Note: this experiment is not closed due to limited resources, but the follow-up there is a solution (limited to the experimental environment)
1.7 Enable IPVS kernel module
kube-proxy support iptables and ipvs, if the conditions are met, default ipvs, otherwise use iptables.
cat <<EOF > /etc/sysctl.d/kubernetes.conf
net.bridge.bridge-nf-call-ip6tables = 1
net.bridge.bridge-nf-call-iptables = 1
net.ipv4.ip_forward = 1
EOF
modprobe br_netfilter
sysctl -p /etc/sysctl.d/kubernetes.conf 或者 sysctl --system
Since ipvs has been added to the trunk of the kernel, so open ipvs is kube-proxy premise needs to load the kernel module:
- ip_vs
- ip_vs_rr
- ip_vs_wrr
- ip_vs_sh
- nf_conntrack_ipv4
Execute the following script to load the kernel
cat > /etc/sysconfig/modules/ipvs.modules <<EOF
#!/bin/bash
modprobe -- ip_vs
modprobe -- ip_vs_rr
modprobe -- ip_vs_wrr
modprobe -- ip_vs_sh
modprobe -- nf_conntrack_ipv4
EOF
chmod 755 /etc/sysconfig/modules/ipvs.modules && bash /etc/sysconfig/modules/ipvs.modules && lsmod | grep -e ip_vs -e nf_conntrack_ipv4
Reference: https://github.com/kubernetes/kubernetes/blob/master/pkg/proxy/ipvs/README.md
The above script creates a /etc/sysconfig/modules/ipvs.modules file, ensure that the node restart automatically load the required modules. Use lsmod | grep -e ip_vs -e nf_conntrack_ipv4 command to check whether the required kernel module has been loaded correctly.

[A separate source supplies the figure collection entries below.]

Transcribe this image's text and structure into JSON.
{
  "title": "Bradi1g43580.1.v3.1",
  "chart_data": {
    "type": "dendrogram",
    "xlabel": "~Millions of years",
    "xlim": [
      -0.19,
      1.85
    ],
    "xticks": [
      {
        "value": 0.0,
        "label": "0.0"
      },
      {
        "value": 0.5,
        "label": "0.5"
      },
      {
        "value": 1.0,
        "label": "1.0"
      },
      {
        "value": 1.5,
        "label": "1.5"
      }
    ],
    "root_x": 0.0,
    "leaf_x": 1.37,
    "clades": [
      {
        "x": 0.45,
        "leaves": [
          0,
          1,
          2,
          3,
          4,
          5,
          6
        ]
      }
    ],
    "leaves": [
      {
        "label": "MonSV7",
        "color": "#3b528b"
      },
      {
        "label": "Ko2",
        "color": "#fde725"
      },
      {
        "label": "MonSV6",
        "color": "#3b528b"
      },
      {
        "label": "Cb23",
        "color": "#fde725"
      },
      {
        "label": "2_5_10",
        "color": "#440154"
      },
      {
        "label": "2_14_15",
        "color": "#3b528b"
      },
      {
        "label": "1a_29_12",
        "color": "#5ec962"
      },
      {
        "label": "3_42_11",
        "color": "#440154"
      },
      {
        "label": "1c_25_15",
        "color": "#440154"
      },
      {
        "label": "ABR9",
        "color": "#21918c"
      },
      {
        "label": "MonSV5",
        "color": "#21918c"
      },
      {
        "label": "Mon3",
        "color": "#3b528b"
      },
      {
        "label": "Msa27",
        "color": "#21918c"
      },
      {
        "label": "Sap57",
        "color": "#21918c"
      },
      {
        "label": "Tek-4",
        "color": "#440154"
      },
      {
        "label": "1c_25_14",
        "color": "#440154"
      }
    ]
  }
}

Next also need to ensure that each node ipset packages are installed. In order to facilitate viewing of ipvs proxy rules, it is best to install management tools ipvsadm.
yum install ipset ipvsadm
You may be used to check whether the open ipvsadm ipvs, examples are as follows:
# ipvsadm -ln
IP Virtual Server version 1.2.1 (size=4096)
Prot LocalAddress:Port Scheduler Flags
-> RemoteAddress:Port Forward Weight ActiveConn InActConn
TCP 10.0.0.1:443 rr persistent 10800
-> 192.168.0.1:6443 Masq 1 1 0
If the above prerequisites If not, even if kube-proxy configuration opens ipvs mode will return to iptables mode.